53. Tiba

2.4K 61 0
                                    

Hari ini tiba, hari dimana Septi akan menjadi Nyonya Angkasa. Setelah menjalani pingitan- pingitan yang tidak benar- benar pingitan karena ulah Angkasa yang sempat- sempatnya mencuri waktu untuk menemuinya, hari ini akan menjadi hari kebebasa untuk Angkasa. Mulai hari ini Angkasa bebas menemui bahkan memiliki Septi seutuhnya.

Namun bukan Angkasa namanya jika tidak melakukan debat argumen. Angkasa yang sudah menanti- nanti untuk bisa melihat Septi di pagi hari ini, sebelum acara Akad di mulai, nyatanya masih belum bisa bertemu dengan Septi. Miranda adalah dalang dibalik semua ini. Miranda memisahkan tempat hias pengantin laki dan perempuan dengan jarak yang lumayan jauh. Tahu semua ini adalah ulah Mamanya sendiri, tidak segan- segan Angkasa melakukan mogok bicara kepada Miranda. Ditambah lagi, Miranda menyampaikan kalau Angkasa bisa bertemu dengan Septi setelah Angkasa 'sah' melakukan ijab kabul.

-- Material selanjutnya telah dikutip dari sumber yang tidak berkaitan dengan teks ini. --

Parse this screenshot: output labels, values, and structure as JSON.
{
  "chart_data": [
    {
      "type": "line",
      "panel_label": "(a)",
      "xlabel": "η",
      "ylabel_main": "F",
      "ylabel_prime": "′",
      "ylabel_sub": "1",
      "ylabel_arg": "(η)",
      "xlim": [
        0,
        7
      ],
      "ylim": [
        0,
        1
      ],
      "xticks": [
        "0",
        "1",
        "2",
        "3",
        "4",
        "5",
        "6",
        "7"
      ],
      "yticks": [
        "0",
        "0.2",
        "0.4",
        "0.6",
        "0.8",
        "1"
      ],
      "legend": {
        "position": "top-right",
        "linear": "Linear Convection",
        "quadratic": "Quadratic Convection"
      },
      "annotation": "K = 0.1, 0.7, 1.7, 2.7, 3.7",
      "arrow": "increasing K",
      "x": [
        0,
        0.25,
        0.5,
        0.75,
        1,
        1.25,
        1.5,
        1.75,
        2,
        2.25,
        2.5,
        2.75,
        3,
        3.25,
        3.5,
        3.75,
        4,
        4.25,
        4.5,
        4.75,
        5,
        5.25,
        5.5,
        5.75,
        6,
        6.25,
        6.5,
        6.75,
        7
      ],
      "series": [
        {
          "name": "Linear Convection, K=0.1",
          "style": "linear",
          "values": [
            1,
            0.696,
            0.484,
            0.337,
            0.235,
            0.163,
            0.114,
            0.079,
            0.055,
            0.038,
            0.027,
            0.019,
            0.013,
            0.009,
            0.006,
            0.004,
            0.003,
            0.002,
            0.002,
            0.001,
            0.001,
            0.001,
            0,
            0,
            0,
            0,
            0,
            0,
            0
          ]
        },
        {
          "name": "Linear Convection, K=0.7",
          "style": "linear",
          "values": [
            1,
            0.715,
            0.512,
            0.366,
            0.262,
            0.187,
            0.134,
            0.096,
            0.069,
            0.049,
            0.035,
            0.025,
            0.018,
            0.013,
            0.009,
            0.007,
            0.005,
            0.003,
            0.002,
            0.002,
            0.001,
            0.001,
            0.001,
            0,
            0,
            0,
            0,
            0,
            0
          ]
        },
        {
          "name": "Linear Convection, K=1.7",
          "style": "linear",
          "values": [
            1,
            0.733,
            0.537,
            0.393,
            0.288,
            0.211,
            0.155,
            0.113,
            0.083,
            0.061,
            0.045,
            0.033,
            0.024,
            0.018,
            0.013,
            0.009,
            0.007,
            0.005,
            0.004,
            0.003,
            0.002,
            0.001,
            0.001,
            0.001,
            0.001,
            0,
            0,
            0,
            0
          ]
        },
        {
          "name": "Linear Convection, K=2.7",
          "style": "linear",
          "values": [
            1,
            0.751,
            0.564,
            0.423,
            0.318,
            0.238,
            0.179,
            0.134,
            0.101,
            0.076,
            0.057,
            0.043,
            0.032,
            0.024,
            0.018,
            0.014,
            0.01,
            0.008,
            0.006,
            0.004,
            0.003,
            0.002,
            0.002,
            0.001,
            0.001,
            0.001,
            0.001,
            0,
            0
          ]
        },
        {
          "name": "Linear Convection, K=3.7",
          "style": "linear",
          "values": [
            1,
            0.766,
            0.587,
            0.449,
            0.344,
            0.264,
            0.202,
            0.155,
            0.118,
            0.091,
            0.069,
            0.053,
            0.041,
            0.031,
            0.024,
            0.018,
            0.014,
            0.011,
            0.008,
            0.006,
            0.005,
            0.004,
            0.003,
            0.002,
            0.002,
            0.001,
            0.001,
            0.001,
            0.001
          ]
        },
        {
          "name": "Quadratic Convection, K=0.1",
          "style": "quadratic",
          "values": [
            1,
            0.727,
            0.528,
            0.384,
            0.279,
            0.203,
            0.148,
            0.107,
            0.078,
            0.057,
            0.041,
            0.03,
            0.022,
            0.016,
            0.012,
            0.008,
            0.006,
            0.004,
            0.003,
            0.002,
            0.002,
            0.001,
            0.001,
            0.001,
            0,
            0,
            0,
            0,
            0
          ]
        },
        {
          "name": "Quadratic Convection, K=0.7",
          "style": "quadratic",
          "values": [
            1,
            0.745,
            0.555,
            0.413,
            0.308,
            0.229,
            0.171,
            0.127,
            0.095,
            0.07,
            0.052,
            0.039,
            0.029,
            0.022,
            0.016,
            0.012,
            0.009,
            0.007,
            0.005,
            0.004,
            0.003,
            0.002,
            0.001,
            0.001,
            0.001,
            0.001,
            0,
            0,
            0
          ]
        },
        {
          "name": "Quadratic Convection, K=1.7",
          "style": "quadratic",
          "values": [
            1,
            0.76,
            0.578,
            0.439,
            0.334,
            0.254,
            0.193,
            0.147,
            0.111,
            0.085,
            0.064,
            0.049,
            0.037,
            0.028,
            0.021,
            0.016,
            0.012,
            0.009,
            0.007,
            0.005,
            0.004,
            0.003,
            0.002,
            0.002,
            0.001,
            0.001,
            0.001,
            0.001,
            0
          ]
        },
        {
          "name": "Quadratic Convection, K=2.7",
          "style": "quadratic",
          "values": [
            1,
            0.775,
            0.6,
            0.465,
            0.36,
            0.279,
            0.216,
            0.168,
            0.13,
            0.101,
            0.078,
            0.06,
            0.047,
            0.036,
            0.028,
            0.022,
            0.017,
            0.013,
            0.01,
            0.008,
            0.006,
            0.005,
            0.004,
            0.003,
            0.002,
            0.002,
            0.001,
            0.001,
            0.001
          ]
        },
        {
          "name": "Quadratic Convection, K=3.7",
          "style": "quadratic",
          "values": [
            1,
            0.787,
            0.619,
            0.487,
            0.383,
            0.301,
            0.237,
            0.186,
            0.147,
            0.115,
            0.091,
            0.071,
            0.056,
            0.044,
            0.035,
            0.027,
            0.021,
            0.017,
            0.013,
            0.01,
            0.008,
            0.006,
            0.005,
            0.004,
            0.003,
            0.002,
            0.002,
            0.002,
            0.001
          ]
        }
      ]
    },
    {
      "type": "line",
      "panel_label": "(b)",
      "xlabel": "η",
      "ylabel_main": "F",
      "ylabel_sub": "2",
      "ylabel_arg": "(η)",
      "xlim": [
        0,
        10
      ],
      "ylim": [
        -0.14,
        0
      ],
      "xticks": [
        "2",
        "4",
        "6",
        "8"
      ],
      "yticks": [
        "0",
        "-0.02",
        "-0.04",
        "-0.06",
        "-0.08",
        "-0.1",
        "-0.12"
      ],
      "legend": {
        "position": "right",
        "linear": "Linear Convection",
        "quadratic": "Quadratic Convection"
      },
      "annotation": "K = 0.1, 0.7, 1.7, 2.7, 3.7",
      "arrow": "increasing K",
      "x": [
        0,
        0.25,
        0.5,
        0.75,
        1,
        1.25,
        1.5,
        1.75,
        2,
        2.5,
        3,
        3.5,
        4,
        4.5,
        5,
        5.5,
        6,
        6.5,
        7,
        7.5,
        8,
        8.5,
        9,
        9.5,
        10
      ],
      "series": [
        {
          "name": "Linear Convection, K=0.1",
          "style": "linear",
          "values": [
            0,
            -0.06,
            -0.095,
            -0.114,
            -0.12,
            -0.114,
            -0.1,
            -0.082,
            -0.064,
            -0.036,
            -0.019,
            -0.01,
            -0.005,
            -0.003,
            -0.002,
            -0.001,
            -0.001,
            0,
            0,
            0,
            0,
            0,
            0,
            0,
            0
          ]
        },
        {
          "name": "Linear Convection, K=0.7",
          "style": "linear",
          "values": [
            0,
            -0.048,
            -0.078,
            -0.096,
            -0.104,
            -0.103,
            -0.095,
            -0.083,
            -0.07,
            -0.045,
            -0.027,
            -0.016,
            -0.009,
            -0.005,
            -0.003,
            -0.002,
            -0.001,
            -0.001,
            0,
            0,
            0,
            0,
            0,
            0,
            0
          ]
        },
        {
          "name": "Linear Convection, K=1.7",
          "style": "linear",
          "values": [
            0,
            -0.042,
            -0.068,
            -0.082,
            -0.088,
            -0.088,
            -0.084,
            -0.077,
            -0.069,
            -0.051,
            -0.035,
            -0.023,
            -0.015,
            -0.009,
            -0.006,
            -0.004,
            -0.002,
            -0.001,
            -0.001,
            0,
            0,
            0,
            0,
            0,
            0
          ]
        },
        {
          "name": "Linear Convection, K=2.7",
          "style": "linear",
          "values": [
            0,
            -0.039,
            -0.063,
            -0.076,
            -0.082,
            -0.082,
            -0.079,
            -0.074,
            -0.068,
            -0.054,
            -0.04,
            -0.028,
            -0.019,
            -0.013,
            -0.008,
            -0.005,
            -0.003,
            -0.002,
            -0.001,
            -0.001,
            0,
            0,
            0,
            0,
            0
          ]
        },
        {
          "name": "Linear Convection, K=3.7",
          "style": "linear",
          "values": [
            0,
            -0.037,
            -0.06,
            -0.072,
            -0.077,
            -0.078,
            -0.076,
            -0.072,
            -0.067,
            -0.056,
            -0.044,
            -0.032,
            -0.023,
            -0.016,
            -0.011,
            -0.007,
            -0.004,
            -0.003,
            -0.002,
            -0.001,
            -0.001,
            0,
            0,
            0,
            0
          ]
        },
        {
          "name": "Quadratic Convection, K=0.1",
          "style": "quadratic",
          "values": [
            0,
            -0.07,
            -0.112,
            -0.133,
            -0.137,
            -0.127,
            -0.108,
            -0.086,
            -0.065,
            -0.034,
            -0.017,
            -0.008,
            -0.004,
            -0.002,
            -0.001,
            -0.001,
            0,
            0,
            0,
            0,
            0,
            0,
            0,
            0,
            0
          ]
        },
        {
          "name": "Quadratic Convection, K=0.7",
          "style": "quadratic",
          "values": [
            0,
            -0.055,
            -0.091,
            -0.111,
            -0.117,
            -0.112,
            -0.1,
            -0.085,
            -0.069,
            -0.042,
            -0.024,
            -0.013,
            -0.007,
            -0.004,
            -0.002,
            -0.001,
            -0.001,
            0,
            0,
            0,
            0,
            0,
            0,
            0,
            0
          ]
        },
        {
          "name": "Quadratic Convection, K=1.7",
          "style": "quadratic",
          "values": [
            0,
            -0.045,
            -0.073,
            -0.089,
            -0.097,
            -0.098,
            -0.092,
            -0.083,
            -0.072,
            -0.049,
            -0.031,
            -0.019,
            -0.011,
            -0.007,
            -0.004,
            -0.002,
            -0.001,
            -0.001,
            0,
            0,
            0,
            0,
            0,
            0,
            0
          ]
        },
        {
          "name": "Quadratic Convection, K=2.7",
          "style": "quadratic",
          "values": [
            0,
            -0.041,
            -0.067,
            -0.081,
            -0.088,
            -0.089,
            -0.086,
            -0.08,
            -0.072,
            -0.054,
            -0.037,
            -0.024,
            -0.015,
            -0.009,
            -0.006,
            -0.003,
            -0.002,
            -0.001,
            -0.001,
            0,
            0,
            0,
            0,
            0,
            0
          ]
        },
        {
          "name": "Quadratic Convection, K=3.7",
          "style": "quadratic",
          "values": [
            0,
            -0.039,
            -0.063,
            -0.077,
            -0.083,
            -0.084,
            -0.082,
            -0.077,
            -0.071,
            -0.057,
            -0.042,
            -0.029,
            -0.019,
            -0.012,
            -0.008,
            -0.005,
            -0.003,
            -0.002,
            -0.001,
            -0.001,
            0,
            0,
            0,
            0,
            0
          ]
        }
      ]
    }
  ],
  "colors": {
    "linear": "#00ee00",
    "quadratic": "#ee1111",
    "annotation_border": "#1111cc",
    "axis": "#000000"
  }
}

"Yaah, setelah Ijab Kabul lah kamu baru bisa ketemu Septi. Kira- kira hukuman kali ya, kamu pikir Mama nggak tahu kamu masih suka nyolong- nyolong waktu buat nemui Septi? Coba kalau nurut, nggak akan ada hal- hal kayak gini." Ujar Miranda seraya merapihkan pakaian pengantin yang akan digunakan oleh Angkasa.

"Tapi, Mama tuh tega banget. Ya ampun, jarak sekarang ke waktu akad tuh masih jauh banget, sedangkan aku udah lama banget nggak ketemu Septi, Mama masih tega sama aku?" Protes Angkasa.

"Kamu nahan berhari- hari nggak ketemu Septi aja bisa, masa cuma nunggu beberapa jam lagi sampai selesai Ijab, uring- uringannya kayak nggak akan ketemu Septi lagi, iiihh .. amit- amit deh sama kelakuan kamu ini." Miranda mengelus- elus dadanya melihat tingkah anaknya.

Angkasa memelas. "Ma  ..."

"Udah sabar, sebentar lagi juga. Ijab Kabulnya yang bener nanti, jangan sampai ada kesalahan, kalau bener kan nanti Septinya bisa langsung keluar. Udah ah, Mama mau urus- urus di depan dulu, ngurusin kamu bikin Mama kesel aja bawaanya."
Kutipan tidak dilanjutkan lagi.